Zwölf Momentaufnahmen aus Venedig mit dem Fokus auf das 19. und 20. Jahrhundert. Die Stadt als Hintergrundkulisse und Bühne für, meistens, einige ihrer berühmten Besucher und ihr Interesse an Kunst. Subjektiv ausgewählt, doch legitimiert durch sprachlich und inhaltlich anspruchsvolle Essays. Fotografisch schwarz-weiß ergänzend gerahmt und atmosphärisch verdichtet. Der Eingangsapplaus vor dem Auftritt dieser Protagonisten:

Pietro Aretino zuerst, Satiriker und Kunstkritiker. Der Raimondis pornographische Kupferstich-Szenen (nach Gemälden des Raffael-Schülers Romano) lyrisch unterlegt und den Tizian nur mit einem Handschuh über der messerkampfvernarbten Hand porträtieren darf. Im literarischen Fehdeauftritt um Commedia dell Arte und bürgerliche Komödie folgen Gozzi und Goldoni. Der seiner Zeit ebenso voraus ist wie nach ihm Casanova, hier nur mäßig vom Klischee des ewigen Erotomanen befreit. Goethe tritt auf, entdeckt auch Palladio und wird ihn mit seinem Weimarer „Römischen Haus“ zitieren. Venedig, nun imaginiertes Bühnenbild einer Tankstelle für weltschmerzgefangene Künstler wie Platen und Byron, wird Reiseort zu romantischem Empfinden und Genießen. Ein Reiseweg, der bald zu Schönheit und Kunst als Religionsersatz führt.
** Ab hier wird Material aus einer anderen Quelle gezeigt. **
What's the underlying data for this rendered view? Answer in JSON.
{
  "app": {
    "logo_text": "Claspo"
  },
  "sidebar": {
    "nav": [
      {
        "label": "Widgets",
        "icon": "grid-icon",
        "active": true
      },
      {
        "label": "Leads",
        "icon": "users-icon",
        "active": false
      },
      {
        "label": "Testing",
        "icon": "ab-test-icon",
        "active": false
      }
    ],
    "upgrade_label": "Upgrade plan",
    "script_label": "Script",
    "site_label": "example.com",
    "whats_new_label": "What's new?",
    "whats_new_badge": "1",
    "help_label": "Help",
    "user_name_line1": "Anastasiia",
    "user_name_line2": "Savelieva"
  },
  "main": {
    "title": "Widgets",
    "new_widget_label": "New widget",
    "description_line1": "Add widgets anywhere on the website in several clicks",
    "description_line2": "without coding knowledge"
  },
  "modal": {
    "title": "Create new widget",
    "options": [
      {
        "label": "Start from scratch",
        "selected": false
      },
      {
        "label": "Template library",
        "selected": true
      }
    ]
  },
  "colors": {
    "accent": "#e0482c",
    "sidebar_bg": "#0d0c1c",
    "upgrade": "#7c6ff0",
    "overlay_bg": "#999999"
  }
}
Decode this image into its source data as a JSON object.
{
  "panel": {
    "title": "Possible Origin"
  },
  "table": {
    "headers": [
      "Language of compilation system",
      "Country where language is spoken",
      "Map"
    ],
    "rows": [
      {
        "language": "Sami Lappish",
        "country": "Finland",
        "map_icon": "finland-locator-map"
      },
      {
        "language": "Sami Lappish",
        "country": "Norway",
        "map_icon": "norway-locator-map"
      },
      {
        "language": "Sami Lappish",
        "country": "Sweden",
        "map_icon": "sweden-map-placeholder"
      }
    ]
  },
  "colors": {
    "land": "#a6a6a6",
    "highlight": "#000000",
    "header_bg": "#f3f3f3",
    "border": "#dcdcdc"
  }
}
Und zu einem Venedig als Synonym für Tod, Vergänglichkeit; an Wagners Todestag steht Nietzsche vor dessen Palast-Fenstern. Und lehnt, polarisierend auch hier, venezianische Kunst ebenso ab wie der sie bewundert.

Scheitern liegt in der Luft. Der Bühnenplatz wird frei für Marcel Proust der, unterwegs mit John Ruskins architekturtheoretischen Reiseführern, die verlorene Zeit in sinnvoll gestaltetem künstlerischen Scheitern findet. Der häufige Venedig-Besucher Gerhart Hauptmann wird etwas konkreter, schildert uns in „Und Pippa tanzt“ die gescheiterte Reise zu einer unerreichbar gewordenen Stadt, wahrscheinlich Venedig. Rilke und Hesse folgen, beide fast manisch mit detaillierten, zeitunüblichen Alltagsbeobachtungen beschäftigt. Wodurch Rilke allem fotografischen Abbild zu mißtrauen lernt und sich von hier mit einer Absage an alle bildlichen Vorstelllungen verabschiedet. Ähnlich und doch anders der gemächlichere Hesse, der den lebendig-vielfältigen Alltag genießt und ihn literarischen Spiegelungen vorzieht.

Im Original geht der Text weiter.